Kids are getting involved in organized sports at a younger age. In the U.S., approximately 30 million children participate in some form of organized sport annually with 3.5 million kids sustaining a sports related injury.
Sports participation offers a host of benefits including exercise, healthy competition, team building skills, and skill development with a goal to stay in the game. Since young athletes are specializing in sports and even specializing in skilled positions at an early age, injury prevention, recognition and treatment are essential.
“It is important to recognize that injury in a young athlete is not the same as an injury in an adult,” explained Heidi Irlbeck, Redwood Area Hospital physical therapist and certified athletic trainer. “There are many injuries that we see as athletic trainers on the sideline that range from acute injuries to chronic, overuse injuries.”
Common sports injuries
While sprains and strains are the most common sports-related injuries, there are others that can be life-threatening, such as concussions, heat-related illness and cardiac-related issues. Having a plan in place for immediate care makes a difference.

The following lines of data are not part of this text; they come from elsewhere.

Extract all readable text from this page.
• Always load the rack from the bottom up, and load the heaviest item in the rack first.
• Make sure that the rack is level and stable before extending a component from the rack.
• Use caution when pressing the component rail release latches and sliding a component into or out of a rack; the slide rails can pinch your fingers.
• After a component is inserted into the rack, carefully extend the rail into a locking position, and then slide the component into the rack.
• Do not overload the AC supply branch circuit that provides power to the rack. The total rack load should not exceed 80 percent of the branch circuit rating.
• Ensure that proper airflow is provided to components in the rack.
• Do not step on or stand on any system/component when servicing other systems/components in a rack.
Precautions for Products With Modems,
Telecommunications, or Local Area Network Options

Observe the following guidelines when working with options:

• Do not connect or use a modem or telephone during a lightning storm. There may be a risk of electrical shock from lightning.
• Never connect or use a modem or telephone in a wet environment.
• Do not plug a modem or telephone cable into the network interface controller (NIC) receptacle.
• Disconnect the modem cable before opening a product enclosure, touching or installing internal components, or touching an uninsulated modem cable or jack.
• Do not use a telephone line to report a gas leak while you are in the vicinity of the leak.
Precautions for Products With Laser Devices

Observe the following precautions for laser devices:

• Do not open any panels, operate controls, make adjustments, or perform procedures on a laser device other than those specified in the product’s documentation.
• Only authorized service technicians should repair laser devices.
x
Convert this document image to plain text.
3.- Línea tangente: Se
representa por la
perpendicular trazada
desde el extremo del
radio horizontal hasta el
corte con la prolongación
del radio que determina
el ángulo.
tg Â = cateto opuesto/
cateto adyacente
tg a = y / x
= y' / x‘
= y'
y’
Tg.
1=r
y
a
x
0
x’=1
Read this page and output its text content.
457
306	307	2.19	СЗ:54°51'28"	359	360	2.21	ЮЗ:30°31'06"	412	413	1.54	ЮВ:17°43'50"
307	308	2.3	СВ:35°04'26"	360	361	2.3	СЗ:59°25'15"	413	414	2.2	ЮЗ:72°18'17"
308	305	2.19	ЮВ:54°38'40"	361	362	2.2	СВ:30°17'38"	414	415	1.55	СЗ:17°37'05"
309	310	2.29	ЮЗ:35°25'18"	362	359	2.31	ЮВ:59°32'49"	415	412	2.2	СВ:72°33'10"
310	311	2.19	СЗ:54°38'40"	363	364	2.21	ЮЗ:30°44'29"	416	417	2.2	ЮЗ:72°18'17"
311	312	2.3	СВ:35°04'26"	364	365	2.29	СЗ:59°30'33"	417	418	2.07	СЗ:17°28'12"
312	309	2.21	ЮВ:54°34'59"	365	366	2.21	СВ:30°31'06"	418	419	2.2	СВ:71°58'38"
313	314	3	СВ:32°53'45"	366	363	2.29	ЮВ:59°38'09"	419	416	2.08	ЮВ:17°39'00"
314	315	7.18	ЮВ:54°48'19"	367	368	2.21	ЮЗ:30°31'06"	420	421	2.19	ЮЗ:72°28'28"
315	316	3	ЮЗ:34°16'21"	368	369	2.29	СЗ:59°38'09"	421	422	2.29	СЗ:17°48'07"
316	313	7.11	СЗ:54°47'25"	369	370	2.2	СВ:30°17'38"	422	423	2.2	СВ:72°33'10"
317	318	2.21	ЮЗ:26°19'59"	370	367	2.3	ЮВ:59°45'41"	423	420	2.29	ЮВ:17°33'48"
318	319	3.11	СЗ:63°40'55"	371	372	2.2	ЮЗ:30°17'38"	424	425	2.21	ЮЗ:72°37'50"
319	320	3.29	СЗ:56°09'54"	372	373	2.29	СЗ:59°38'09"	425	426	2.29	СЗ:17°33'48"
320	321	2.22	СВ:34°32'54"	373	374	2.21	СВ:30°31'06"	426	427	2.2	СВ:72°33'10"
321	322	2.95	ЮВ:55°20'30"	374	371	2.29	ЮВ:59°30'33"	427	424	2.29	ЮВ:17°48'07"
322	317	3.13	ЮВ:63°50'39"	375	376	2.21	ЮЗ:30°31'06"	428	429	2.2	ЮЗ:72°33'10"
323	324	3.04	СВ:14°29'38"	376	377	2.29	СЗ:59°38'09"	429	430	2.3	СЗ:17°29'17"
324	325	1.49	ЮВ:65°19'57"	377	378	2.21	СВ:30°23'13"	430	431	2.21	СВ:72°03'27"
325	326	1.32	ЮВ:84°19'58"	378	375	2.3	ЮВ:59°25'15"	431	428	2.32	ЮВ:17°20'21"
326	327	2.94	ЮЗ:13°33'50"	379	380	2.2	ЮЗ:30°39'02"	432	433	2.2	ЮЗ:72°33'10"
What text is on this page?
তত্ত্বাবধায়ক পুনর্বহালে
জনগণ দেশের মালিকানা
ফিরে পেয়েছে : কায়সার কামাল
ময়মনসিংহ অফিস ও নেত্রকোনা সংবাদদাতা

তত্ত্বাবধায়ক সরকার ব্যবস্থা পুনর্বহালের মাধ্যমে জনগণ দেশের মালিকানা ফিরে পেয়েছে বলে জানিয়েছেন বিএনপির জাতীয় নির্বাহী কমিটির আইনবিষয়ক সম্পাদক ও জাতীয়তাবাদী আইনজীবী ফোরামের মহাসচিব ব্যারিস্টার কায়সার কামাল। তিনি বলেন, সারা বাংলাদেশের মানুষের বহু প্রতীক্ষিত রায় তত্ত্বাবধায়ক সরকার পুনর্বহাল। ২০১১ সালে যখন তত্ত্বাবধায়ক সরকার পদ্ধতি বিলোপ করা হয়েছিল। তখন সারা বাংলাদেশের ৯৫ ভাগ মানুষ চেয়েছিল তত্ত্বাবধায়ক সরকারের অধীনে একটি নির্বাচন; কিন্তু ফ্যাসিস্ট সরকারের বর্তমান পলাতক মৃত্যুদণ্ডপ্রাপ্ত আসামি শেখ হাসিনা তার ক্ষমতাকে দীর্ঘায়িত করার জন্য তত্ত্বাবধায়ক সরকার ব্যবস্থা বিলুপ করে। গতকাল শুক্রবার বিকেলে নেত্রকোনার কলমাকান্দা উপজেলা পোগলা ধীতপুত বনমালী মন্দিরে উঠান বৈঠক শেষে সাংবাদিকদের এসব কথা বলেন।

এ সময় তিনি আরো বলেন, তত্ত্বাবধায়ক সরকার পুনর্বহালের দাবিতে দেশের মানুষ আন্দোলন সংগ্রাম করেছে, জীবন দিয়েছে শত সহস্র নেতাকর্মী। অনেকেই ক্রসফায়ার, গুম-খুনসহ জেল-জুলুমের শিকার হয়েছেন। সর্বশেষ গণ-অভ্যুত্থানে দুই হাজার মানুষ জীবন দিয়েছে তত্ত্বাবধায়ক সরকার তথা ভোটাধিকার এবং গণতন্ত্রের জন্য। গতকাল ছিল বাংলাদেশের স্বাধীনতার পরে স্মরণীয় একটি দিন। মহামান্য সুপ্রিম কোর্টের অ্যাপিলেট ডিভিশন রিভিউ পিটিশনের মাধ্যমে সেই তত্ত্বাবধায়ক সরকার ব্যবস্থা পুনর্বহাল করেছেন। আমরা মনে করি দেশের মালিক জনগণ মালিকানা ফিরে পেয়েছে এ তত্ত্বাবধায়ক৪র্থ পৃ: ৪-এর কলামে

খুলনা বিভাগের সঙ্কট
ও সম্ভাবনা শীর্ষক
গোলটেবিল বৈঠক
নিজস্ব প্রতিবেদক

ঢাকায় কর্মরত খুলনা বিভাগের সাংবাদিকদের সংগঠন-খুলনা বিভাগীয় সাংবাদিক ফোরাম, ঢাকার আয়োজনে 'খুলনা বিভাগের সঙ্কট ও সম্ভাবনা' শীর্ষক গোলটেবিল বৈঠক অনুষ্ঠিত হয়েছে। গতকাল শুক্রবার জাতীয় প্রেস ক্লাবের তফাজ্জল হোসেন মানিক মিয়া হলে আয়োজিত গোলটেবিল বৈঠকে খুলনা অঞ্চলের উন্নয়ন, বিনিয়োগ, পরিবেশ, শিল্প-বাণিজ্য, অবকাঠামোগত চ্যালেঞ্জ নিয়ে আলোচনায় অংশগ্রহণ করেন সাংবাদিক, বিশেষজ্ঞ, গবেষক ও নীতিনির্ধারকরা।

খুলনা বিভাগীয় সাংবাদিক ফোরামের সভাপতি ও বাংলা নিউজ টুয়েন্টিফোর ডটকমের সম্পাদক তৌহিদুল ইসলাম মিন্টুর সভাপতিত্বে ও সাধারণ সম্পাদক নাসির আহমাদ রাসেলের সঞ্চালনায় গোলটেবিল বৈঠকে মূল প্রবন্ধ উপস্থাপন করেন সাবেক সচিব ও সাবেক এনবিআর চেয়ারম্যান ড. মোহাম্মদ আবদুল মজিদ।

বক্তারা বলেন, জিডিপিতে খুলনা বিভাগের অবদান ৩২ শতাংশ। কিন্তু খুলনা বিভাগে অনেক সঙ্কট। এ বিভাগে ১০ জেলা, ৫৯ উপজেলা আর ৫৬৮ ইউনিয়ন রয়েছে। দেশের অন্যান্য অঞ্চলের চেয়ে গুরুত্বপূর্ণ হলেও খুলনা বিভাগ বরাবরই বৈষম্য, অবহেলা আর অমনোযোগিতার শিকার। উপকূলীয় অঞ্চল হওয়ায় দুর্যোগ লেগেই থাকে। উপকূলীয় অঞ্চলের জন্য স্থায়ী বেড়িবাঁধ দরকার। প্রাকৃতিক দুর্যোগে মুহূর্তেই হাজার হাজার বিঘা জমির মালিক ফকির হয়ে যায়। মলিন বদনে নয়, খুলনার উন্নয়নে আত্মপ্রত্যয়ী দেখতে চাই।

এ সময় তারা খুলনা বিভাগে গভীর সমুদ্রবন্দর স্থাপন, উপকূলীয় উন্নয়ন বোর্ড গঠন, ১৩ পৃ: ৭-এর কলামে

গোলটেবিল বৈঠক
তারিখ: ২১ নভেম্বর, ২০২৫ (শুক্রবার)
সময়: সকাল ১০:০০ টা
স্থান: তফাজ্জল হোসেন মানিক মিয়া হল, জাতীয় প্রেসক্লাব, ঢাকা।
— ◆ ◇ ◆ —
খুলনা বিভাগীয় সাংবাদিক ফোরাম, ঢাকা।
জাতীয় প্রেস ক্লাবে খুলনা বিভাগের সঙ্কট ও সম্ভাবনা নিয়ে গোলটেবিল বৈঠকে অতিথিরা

Acute injuries are the result of a single, traumatic event. Examples include sprains, fractures, torn ligaments, eye injuries, concussions and spinal cord injuries. Contact sports such as football or basketball may spring to mind, but baseball players may also suffer acute injuries from high-speed balls, mid-field collisions and improper sliding.
Overuse injuries occur due to repetitive activity or trauma over time affecting tendons, muscles, joints and other tissues. Overuse injuries can also occur from mechanical errors, and imbalances between strength and flexibility. Repetitive stress can be a problem at any age, but it can be more troublesome in children whose bone growth may be hampered.
“Overuse injuries are becoming more prevalent due to specialization,” explains Karli Perrson, Redwood Area Hospital certified athletic trainer. “Playing multiple sports allows the certain muscles to go from the primary mover to a stabilizing muscle which allows them to get the proper rest they need to prevent those overuse injuries.”
Reinjury can happen if a child returns to a sport before he or she has properly healed from an injury. Letting the body fully recover from an injury is essential. Otherwise the child may be placing extra stress on the injury and forcing the body to compensate for the weakness, which can lead to another injury.
“Nutrition and hydration play a big role in assisting the prevention and healing of injuries, said Perrson. “Without the proper protein, carbohydrate, and water intake, injuries are more prone to occur.”
Treat it right
We are fortunate to have a team of professionals from athletic trainers to physical and occupational therapists, orthopedic specialists and family medicine providers that can work closely together to keep our athletes in the game or return to sport safely.
Athletic training and sports medicine services are continually working towards safer sports practices to include injury prevention and training practices to provide a safer environment for our youth to compete. Redwood Area Hospital’s rehabilitation department holds value in continuing to be a resource for our area coaches.
Since sports are starting at such a young age, it is important to understand skill and development and enforce correct technique. Addressing training errors can help reduce the chance of injury. Proper equipment fitting is another aspect that our athletic trainers can assist as well. The rehab team can assess functional movement patterns and address if there is an imbalance of strength or flexibility.